People who spend time worrying about the large number of monopolies in Mexico should perhaps check out the cut-throat competition for listeners on the morning radio news shows in the capital, which take to the airwaves around 5:30 a.m. and don’t let go of them until 9 or 10 a.m. Then they start up again around 1 p.m. for an hour or two and repeat the same drill in the evening.
You might imagine this would lead to a well-informed population, although the programs appear designed primarily to make sure you get to work twice as neurotic as you would have done had it just been the heavy traffic, and not also the frantic flicking back and forth through the radio stations as you navigate your way around an inordinate number of advertising breaks.
Amid this on-air array of news, phone-ins, trash music, noise, and seemingly endless and fruitless discussion on “topics of the day” fit to cure insomnia, lies an oasis of frequency modulation.
Radio Universal—88.1 FM* in Mexico City, and also available online—has two hours a day of Beatles music and trivia—8 to 9 a.m., and 1 to 2 p.m.—a harking back to the 1970s when “Beatles hours” were as frequent and as competitive as today’s news.
Back then, when English was less widely spoken, The Beatles were referred to as Los Beatles and shamelessly pronounced Los Beetlays.
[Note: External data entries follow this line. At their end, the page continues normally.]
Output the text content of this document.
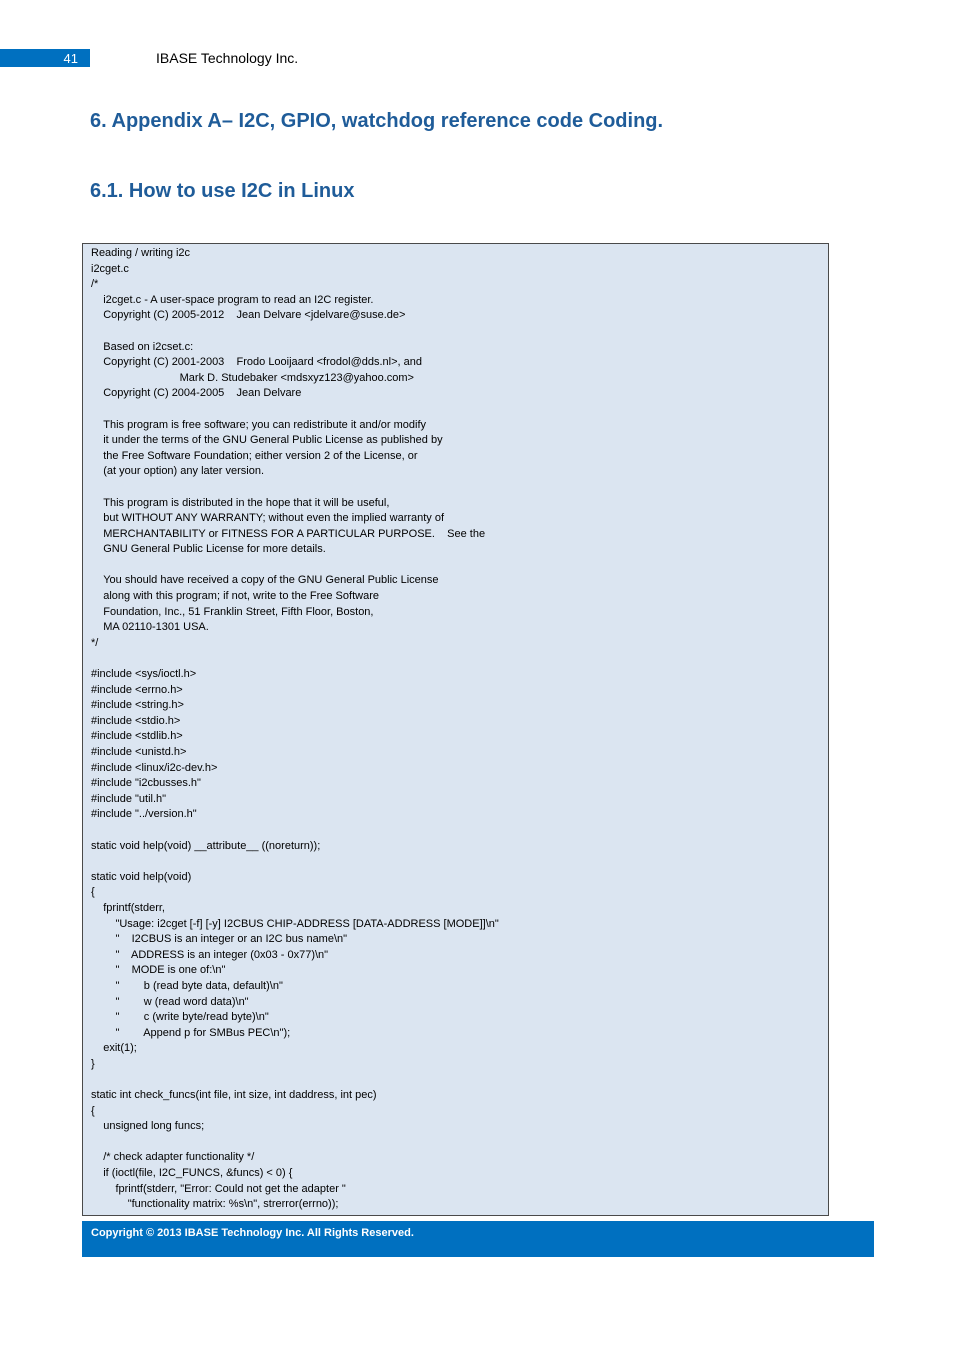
41	IBASE Technology Inc.
6. Appendix A– I2C, GPIO, watchdog reference code Coding.
6.1. How to use I2C in Linux
Reading / writing i2c
i2cget.c
/*
	i2cget.c - A user-space program to read an I2C register.
	Copyright (C) 2005-2012    Jean Delvare <jdelvare@suse.de>

	Based on i2cset.c:
	Copyright (C) 2001-2003    Frodo Looijaard <frodol@dds.nl>, and
							Mark D. Studebaker <mdsxyz123@yahoo.com>
	Copyright (C) 2004-2005    Jean Delvare

	This program is free software; you can redistribute it and/or modify
	it under the terms of the GNU General Public License as published by
	the Free Software Foundation; either version 2 of the License, or
	(at your option) any later version.

	This program is distributed in the hope that it will be useful,
	but WITHOUT ANY WARRANTY; without even the implied warranty of
	MERCHANTABILITY or FITNESS FOR A PARTICULAR PURPOSE.    See the
	GNU General Public License for more details.

	You should have received a copy of the GNU General Public License
	along with this program; if not, write to the Free Software
	Foundation, Inc., 51 Franklin Street, Fifth Floor, Boston,
	MA 02110-1301 USA.
*/

#include <sys/ioctl.h>
#include <errno.h>
#include <string.h>
#include <stdio.h>
#include <stdlib.h>
#include <unistd.h>
#include <linux/i2c-dev.h>
#include "i2cbusses.h"
#include "util.h"
#include "../version.h"

static void help(void) __attribute__ ((noreturn));

static void help(void)
{
	fprintf(stderr,
		"Usage: i2cget [-f] [-y] I2CBUS CHIP-ADDRESS [DATA-ADDRESS [MODE]]\n"
		"    I2CBUS is an integer or an I2C bus name\n"
		"    ADDRESS is an integer (0x03 - 0x77)\n"
		"    MODE is one of:\n"
		"        b (read byte data, default)\n"
		"        w (read word data)\n"
		"        c (write byte/read byte)\n"
		"        Append p for SMBus PEC\n");
	exit(1);
}

static int check_funcs(int file, int size, int daddress, int pec)
{
	unsigned long funcs;

	/* check adapter functionality */
	if (ioctl(file, I2C_FUNCS, &funcs) < 0) {
		fprintf(stderr, "Error: Could not get the adapter "
			"functionality matrix: %s\n", strerror(errno));
Copyright © 2013 IBASE Technology Inc. All Rights Reserved.
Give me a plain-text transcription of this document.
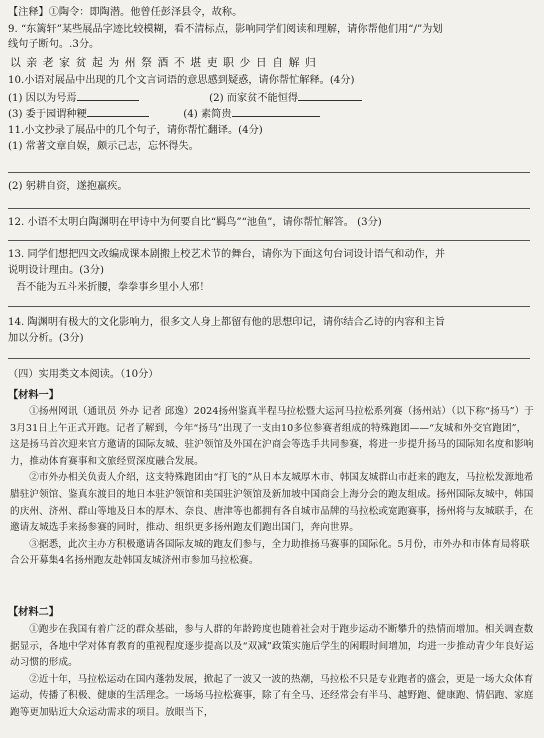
【注释】①陶令：即陶潜。他曾任彭泽县令，故称。
9. “东篱轩”某些展品字迹比较模糊，看不清标点，影响同学们阅读和理解，请你帮他们用“/”为划
线句子断句。.3分。
以 亲 老 家 贫 起 为 州 祭 酒 不 堪 吏 职 少 日 自 解 归
10.小语对展品中出现的几个文言词语的意思感到疑惑，请你帮忙解释。(4分)
(1) 因以为号焉	(2) 而家贫不能恒得
(3) 委于园谓种粳	(4) 素简贵
11.小文抄录了展品中的几个句子，请你帮忙翻译。(4分)
(1) 常著文章自娱，颇示己志，忘怀得失。
(2) 躬耕自资，遂抱羸疾。
12. 小语不太明白陶渊明在甲诗中为何要自比“羁鸟”“池鱼”，请你帮忙解答。 (3分)
13. 同学们想把四文改编成课本剧搬上校艺术节的舞台，请你为下面这句台词设计语气和动作，并
说明设计理由。(3分)
吾不能为五斗米折腰，拳拳事乡里小人邪！
14. 陶渊明有极大的文化影响力，很多文人身上都留有他的思想印记，请你结合乙诗的内容和主旨
加以分析。(3分)
（四）实用类文本阅读。（10分）
【材料一】

①扬州网讯（通讯员 外办 记者 邱逸）2024扬州鉴真半程马拉松暨大运河马拉松系列赛（扬州站）（以下称“扬马”）于3月31日上午正式开跑。记者了解到，今年“扬马”出现了一支由10多位参赛者组成的特殊跑团——“友城和外交官跑团”，这是扬马首次迎来官方邀请的国际友城、驻沪领馆及外国在沪商会等选手共同参赛，将进一步提升扬马的国际知名度和影响力，推动体育赛事和文旅经贸深度融合发展。

②市外办相关负责人介绍，这支特殊跑团由“打飞的”从日本友城厚木市、韩国友城群山市赶来的跑友，马拉松发源地希腊驻沪领馆、鉴真东渡目的地日本驻沪领馆和美国驻沪领馆及新加坡中国商会上海分会的跑友组成。扬州国际友城中，韩国的庆州、济州、群山等地及日本的厚木、奈良、唐津等也都拥有各自城市品牌的马拉松或宽跑赛事，扬州将与友城联手，在邀请友城选手来扬参赛的同时，推动、组织更多扬州跑友们跑出国门，奔向世界。

③据悉，此次主办方积极邀请各国际友城的跑友们参与，全力助推扬马赛事的国际化。5月份，市外办和市体育局将联合公开募集4名扬州跑友赴韩国友城济州市参加马拉松赛。

【材料二】

①跑步在我国有着广泛的群众基础，参与人群的年龄跨度也随着社会对于跑步运动不断攀升的热情而增加。相关调查数据显示，各地中学对体育教育的重视程度逐步提高以及“双减”政策实施后学生的闲暇时间增加，均进一步推动青少年良好运动习惯的形成。

②近十年，马拉松运动在国内蓬勃发展，掀起了一波又一波的热潮，马拉松不只是专业跑者的盛会，更是一场大众体育运动，传播了积极、健康的生活理念。一场场马拉松赛事，除了有全马、还经常会有半马、越野跑、健康跑、情侣跑、家庭跑等更加贴近大众运动需求的项目。放眼当下，
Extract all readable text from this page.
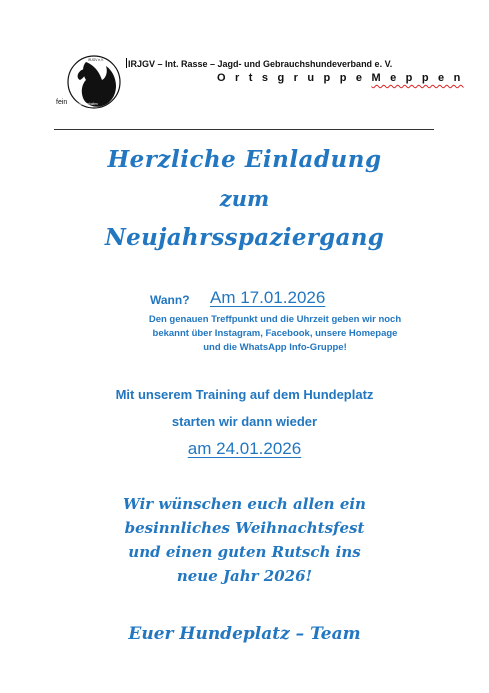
IRJGV e.V.
fein	Sozialverhalten
IRJGV – Int. Rasse – Jagd- und Gebrauchshundeverband e. V.
O r t s g r u p p e M e p p e n
Herzliche Einladung
zum
Neujahrsspaziergang
Wann? Am 17.01.2026
Den genauen Treffpunkt und die Uhrzeit geben wir noch
bekannt über Instagram, Facebook, unsere Homepage
und die WhatsApp Info-Gruppe!
Mit unserem Training auf dem Hundeplatz
starten wir dann wieder
am 24.01.2026
Wir wünschen euch allen ein
besinnliches Weihnachtsfest
und einen guten Rutsch ins
neue Jahr 2026!
Euer Hundeplatz – Team
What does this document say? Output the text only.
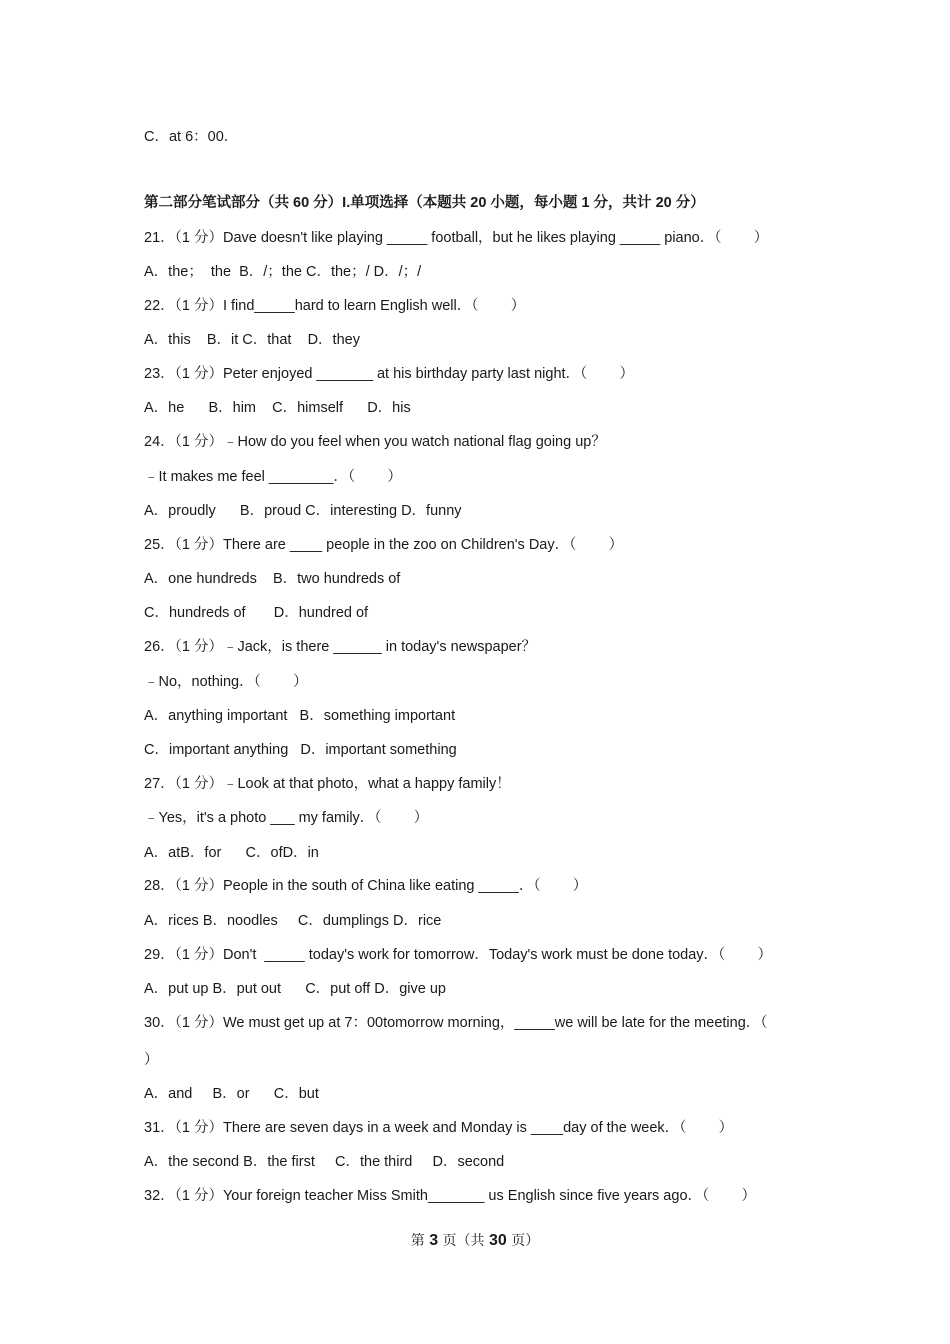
C．at 6：00．
第二部分笔试部分（共 60 分）I.单项选择（本题共 20 小题，每小题 1 分，共计 20 分）
21．（1 分）Dave doesn't like playing _____ football，but he likes playing _____ piano．（        ）
A．the；  the  B．/；the C．the；/ D．/；/
22．（1 分）I find_____hard to learn English well．（        ）
A．this    B．it C．that    D．they
23．（1 分）Peter enjoyed _______ at his birthday party last night．（        ）
A．he      B．him    C．himself      D．his
24．（1 分）﹣How do you feel when you watch national flag going up？
﹣It makes me feel ________．（        ）
A．proudly      B．proud C．interesting D．funny
25．（1 分）There are ____ people in the zoo on Children's Day．（        ）
A．one hundreds    B．two hundreds of
C．hundreds of       D．hundred of
26．（1 分）﹣Jack，is there ______ in today's newspaper？
﹣No，nothing．（        ）
A．anything important   B．something important
C．important anything   D．important something
27．（1 分）﹣Look at that photo，what a happy family！
﹣Yes，it's a photo ___ my family．（        ）
A．atB．for      C．ofD．in
28．（1 分）People in the south of China like eating _____．（        ）
A．rices B．noodles     C．dumplings D．rice
29．（1 分）Don't  _____ today's work for tomorrow．Today's work must be done today．（        ）
A．put up B．put out      C．put off D．give up
30．（1 分）We must get up at 7：00tomorrow morning，_____we will be late for the meeting．（
）
A．and     B．or      C．but
31．（1 分）There are seven days in a week and Monday is ____day of the week．（        ）
A．the second B．the first     C．the third     D．second
32．（1 分）Your foreign teacher Miss Smith_______ us English since five years ago．（        ）
第 3 页（共 30 页）
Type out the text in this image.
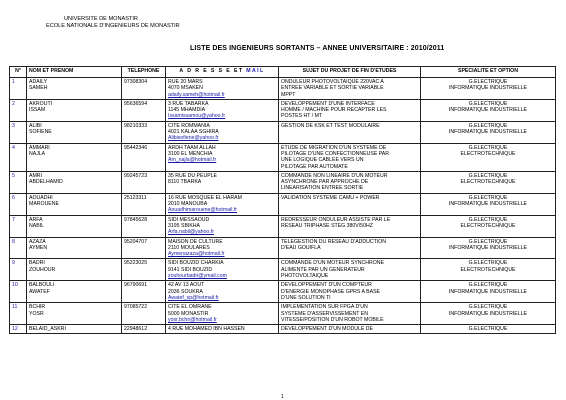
UNIVERSITE DE MONASTIR
ECOLE NATIONALE D'INGENIEURS DE MONASTIR
LISTE DES INGENIEURS SORTANTS – ANNEE UNIVERSITAIRE : 2010/2011
N°	NOM ET PRENOM	TELEPHONE	A D R E S S E ET MAIL	SUJET DU PROJET DE FIN D'ETUDES	SPECIALITE ET OPTION
1	ADAILY
SAMEH	97308304	RUE 20 MARS
4070 MSAKEN
adaily.sameh@hotmail.fr	ONDULEUR PHOTOVOLTAIQUE 220VAC A
ENTREE VARIABLE ET SORTIE VARIABLE
MPPT	G.ELECTRIQUE
INFORMATIQUE INDUSTRIELLE

2	AKROUTI
ISSAM	95636594	3 RUE TABARKA
1145 MHAMDIA
Issamissamou@yahoo.fr	DEVELOPPEMENT D'UNE INTERFACE
HOMME / MACHINE POUR RECAPTER LES
POSTES HT / MT	G.ELECTRIQUE
INFORMATIQUE INDUSTRIELLE

3	ALIBI
SOFIENE	98210333	CITE ROMMANIA
4021 KALAA SGHIRA
Alibisofiene@yahoo.fr	GESTION DE KSK ET TEST MODULAIRE	G.ELECTRIQUE
INFORMATIQUE INDUSTRIELLE

4	AMMARI
NAJLA	95442346	ARDH TAAM ALLAH
3100 EL MENCHIA
Am_najla@hotmail.fr	ETUDE DE MIGRATION D'UN SYSTEME DE
PILOTAGE D'UNE CONFECTIONNEUSE PAR
UNE LOGIQUE CABLEE VERS UN
PILOTAGE PAR AUTOMATE	G.ELECTRIQUE
ELECTROTECHNIQUE

5	AMRI
ABDELHAMID	99245723	35 RUE DU PEUPLE
8110 TBARKA	COMMANDE NON LINEAIRE D'UN MOTEUR
ASYNCHRONE PAR APPROCHE DE
LINEARISATION ENTREE SORTIE	G.ELECTRIQUE
ELECTROTECHNIQUE

6	AOUADHI
MAROUENE	25123311	16 RUE MOSQUEE EL HARAM
2010 MANOUBA
Aouadhimarouene@hotmail.fr	VALIDATION SYSTEME CAMU + POWER	G.ELECTRIQUE
INFORMATIQUE INDUSTRIELLE

7	ARFA
NABIL	97845628	SIDI MESSAOUD
3195 SBIKHA
Arfa.nabil@yahoo.fr	REDRESSEUR ONDULEUR ASSISTE PAR LE
RESEAU TRIPHASE STEG 380V/50HZ	G.ELECTRIQUE
ELECTROTECHNIQUE

8	AZAZA
AYMEN	95204707	MAISON DE CULTURE
2110 MOULARES
Aymenazaza@hotmail.fr	TELEGESTION DU RESEAU D'ADDUCTION
D'EAU GOUIFLA	G.ELECTRIQUE
INFORMATIQUE INDUSTRIELLE

9	BADRI
ZOUHOUR	95223025	SIDI BOUZID CHARKIA
9141 SIDI BOUZID
zouhourbadri@ymail.com	COMMANDE D'UN MOTEUR SYNCHRONE
ALIMENTE PAR UN GENERATEUR
PHOTOVOLTAIQUE	G.ELECTRIQUE
ELECTROTECHNIQUE

10	BALBOULI
AWATEF	96790691	42 AV 13 AOUT
2036 SOUKRA
Awatef_sp@hotmail.fr	DEVELOPPEMENT D'UN COMPTEUR
D'ENERGIE MONOPHASE GPRS A BASE
D'UNE SOLUTION TI	G.ELECTRIQUE
INFORMATIQUE INDUSTRIELLE

11	BCHIR
YOSR	97085722	CITE EL OMRANE
5000 MONASTIR
yosr.bchir@hotmail.fr	IMPLEMENTATION SUR FPGA D'UN
SYSTEME D'ASSERVISSEMENT EN
VITESSE/POSITION D'UN ROBOT MOBILE	G.ELECTRIQUE
INFORMATIQUE INDUSTRIELLE

12	BELAID_ASKRI	22948612	4 RUE MOHAMED IBN HASSEN	DEVELOPPEMENT D'UN MODULE DE	G.ELECTRIQUE
1
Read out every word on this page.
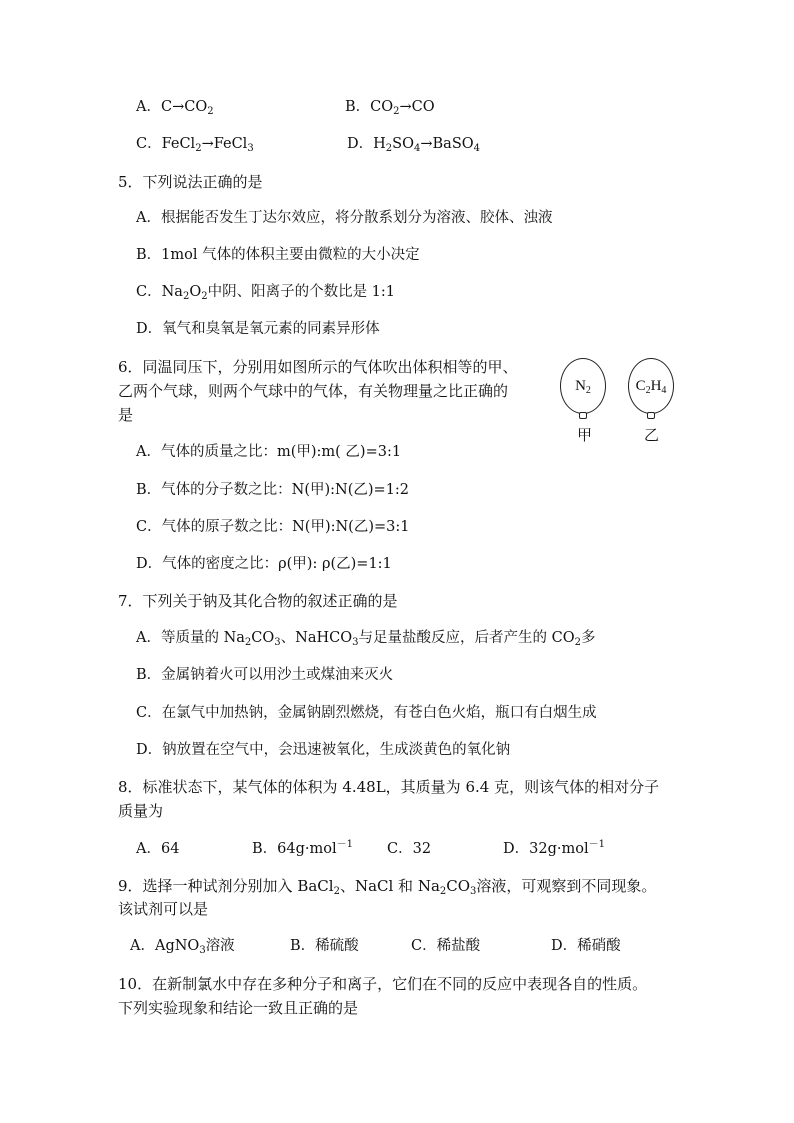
A．$C\to CO_2$	B．$CO_2\to CO$
C．FeCl$_2$→FeCl$_3$	D．$H_2SO_4\to BaSO_4$
5．下列说法正确的是
A．根据能否发生丁达尔效应，将分散系划分为溶液、胶体、浊液
B．1mol 气体的体积主要由微粒的大小决定
C．$Na_2O_2$中阴、阳离子的个数比是 1:1
D．氧气和臭氧是氧元素的同素异形体
6．同温同压下，分别用如图所示的气体吹出体积相等的甲、
乙两个气球，则两个气球中的气体，有关物理量之比正确的
是
$N_2$
甲
$C_2H_4$
乙
A．气体的质量之比：m(甲):m( 乙)=3:1
B．气体的分子数之比：N(甲):N(乙)=1:2
C．气体的原子数之比：N(甲):N(乙)=3:1
D．气体的密度之比：ρ(甲): ρ(乙)=1:1
7．下列关于钠及其化合物的叙述正确的是
A．等质量的 $Na_2CO_3$、NaHCO$_3$与足量盐酸反应，后者产生的 $CO_2$多
B．金属钠着火可以用沙土或煤油来灭火
C．在氯气中加热钠，金属钠剧烈燃烧，有苍白色火焰，瓶口有白烟生成
D．钠放置在空气中，会迅速被氧化，生成淡黄色的氧化钠
8．标准状态下，某气体的体积为 4.48L，其质量为 6.4 克，则该气体的相对分子
质量为
A．64	B．64g·mol$^{-1}$ C．32	D．32g·mol$^{-1}$
9．选择一种试剂分别加入 BaCl$_2$、NaCl 和 $Na_2CO_3$溶液，可观察到不同现象。
该试剂可以是
A．AgNO$_3$溶液	B．稀硫酸	C．稀盐酸	D．稀硝酸
10．在新制氯水中存在多种分子和离子，它们在不同的反应中表现各自的性质。
下列实验现象和结论一致且正确的是
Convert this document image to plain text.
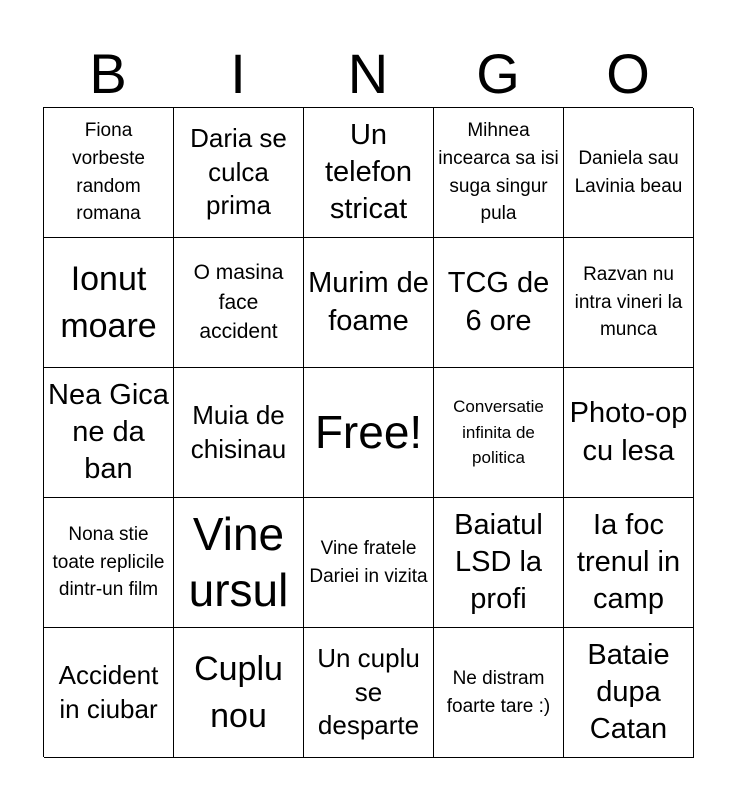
B	I	N	G	O
Fiona vorbeste random romana
Daria se culca prima
Un telefon stricat
Mihnea incearca sa isi suga singur pula
Daniela sau Lavinia beau
Ionut moare
O masina face accident
Murim de foame
TCG de 6 ore
Razvan nu intra vineri la munca
Nea Gica ne da ban
Muia de chisinau Free!	Conversatie infinita de politica
Photo-op cu lesa
Nona stie toate replicile dintr-un film
Vine ursul
Vine fratele Dariei in vizita
Baiatul LSD la profi
Ia foc trenul in camp
Accident in ciubar
Cuplu nou
Un cuplu se desparte
Ne distram foarte tare :)
Bataie dupa Catan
Now that the cuarteto Liverpool is making a bit of a comeback among the savvy Internet generation, the group is pronounced more like Beadles—probably the U.S. influence.
This doesn’t mean a return of Beatlemania, but rather that any iPhone worth its salt is expected to have at least a smattering of retro bands and in that sense, a member of the earphone set will happily concede that the Beatles had “buenas rolas“—and perhaps in the same breath ask: “John Lennon was one of the Beatles? Oh. I thought so.”
* For decades, Radio Universal broadcast on 92.1 FM until 2016 when the frequency changed. The exact reason why is unclear, although it appears related to the term of the contractual frequency concession, which ended in June 2016. Frequent listeners and fans won’t mind the frequency change, and in these days of digital airwaves, where people listen online and in-car radios automatically scan the networks and display key information like the station name, it probably won’t make much difference anyway.